Although you might think it would be a nice idea if Frame regenerated all internally created markers during Update, there is at least one sound reason why it doesn't: conditional text.
In my present project, I generate two variants of the same manual for domestic and export. In many cases, either the leading term, if not an entire paragraph is conditional to locale A. Usually the leading term for locale B immediately follows the term A, or a para with condition B follows para A. But I want cross-references to be the same for both manuals, and I want to avoid having duplicate conditional Xrefs. So there are often two Heading2's at the same place, but only one marker, used by "See Heading2 on page" Xrefs all over the book.
When a cross reference to a conditional paragraph is created, Frame automatically inserts a marker at the start of para, and that marker automatically gets the condition code of the first letter of the first word. I have to reset these to unconditional, but because Frame never revists the marker definition, they stay unconditional, even after Update Book.

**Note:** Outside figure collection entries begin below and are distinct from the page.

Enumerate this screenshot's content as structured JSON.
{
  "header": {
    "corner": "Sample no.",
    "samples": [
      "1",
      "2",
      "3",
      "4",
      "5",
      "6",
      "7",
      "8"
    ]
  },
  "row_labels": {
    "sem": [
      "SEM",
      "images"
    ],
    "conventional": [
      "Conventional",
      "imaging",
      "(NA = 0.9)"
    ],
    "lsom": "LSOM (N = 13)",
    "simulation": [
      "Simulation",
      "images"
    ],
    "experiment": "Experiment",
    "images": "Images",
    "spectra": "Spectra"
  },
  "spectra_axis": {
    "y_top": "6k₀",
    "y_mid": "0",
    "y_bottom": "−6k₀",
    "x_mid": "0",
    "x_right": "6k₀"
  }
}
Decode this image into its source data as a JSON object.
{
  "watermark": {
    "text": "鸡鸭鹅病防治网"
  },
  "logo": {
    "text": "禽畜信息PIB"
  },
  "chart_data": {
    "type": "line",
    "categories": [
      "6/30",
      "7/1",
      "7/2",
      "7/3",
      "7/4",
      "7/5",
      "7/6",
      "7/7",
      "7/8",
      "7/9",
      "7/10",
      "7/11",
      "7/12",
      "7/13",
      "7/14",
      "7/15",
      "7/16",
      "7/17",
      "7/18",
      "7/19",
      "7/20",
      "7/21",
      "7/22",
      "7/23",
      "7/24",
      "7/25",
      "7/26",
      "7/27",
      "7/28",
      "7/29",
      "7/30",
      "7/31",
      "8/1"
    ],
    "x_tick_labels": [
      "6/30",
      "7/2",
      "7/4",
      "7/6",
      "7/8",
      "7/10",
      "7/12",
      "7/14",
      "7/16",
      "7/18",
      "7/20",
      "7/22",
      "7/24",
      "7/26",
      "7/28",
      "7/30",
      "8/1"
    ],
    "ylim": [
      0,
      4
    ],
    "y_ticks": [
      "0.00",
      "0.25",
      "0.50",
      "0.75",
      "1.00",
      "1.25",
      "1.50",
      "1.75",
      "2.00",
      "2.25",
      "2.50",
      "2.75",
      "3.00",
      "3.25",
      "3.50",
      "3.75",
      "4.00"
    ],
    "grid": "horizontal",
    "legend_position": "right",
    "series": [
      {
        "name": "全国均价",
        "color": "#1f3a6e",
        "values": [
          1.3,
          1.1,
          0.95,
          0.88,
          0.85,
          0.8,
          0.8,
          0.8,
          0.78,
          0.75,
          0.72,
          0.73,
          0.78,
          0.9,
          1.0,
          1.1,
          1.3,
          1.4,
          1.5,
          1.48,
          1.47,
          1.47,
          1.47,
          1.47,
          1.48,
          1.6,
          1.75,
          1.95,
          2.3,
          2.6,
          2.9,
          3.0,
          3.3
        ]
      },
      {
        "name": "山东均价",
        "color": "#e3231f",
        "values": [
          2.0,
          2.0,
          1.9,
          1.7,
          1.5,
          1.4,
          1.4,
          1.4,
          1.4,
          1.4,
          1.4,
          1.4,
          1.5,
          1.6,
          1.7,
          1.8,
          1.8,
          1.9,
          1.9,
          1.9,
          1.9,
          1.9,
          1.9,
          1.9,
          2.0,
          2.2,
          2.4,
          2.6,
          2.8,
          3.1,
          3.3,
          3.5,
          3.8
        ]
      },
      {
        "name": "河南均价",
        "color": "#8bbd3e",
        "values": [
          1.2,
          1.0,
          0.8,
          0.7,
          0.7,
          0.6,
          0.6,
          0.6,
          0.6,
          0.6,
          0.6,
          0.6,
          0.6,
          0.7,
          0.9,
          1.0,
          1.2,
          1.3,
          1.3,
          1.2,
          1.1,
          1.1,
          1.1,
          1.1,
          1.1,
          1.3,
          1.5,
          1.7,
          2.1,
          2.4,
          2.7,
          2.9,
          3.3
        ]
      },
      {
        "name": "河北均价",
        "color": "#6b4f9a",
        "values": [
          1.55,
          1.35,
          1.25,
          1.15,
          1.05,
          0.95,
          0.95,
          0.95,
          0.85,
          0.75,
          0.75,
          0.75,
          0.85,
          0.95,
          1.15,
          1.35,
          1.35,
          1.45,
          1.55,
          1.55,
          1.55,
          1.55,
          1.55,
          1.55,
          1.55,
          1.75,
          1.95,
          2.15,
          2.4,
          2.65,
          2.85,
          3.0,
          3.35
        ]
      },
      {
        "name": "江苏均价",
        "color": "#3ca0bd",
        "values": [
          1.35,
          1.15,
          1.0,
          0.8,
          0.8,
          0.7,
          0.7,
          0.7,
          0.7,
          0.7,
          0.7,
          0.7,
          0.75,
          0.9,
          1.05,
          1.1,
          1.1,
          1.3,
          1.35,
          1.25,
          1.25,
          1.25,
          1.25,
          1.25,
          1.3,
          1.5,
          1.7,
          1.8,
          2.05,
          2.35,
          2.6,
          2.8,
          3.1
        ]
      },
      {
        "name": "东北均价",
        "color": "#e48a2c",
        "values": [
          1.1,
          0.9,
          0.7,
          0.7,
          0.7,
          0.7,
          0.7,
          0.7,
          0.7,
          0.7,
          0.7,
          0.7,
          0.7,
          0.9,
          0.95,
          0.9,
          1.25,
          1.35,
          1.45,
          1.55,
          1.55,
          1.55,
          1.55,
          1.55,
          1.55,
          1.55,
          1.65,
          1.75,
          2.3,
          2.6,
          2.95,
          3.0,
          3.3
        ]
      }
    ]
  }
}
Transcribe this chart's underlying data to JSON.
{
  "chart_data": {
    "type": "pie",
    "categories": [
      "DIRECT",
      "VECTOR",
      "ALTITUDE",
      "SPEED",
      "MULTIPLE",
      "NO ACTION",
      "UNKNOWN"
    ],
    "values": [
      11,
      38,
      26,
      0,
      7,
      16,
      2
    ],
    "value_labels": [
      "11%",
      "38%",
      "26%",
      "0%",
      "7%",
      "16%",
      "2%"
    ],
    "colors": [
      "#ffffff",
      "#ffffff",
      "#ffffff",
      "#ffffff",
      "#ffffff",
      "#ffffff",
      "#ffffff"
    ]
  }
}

If Frame were regenerating such markers, odds are it would re-apply the CC, thus causing unresolved Xrefs in one or both versions of the book.
Another reason to not regenerate is Xrefs from other documents. There are probably more reasons.
So even if you submit this as an enhancement request, chances are it won't get implemented. It would have to be a new Document Properties option, and off by default, because simply changing the behavior would break many documents upon next Update.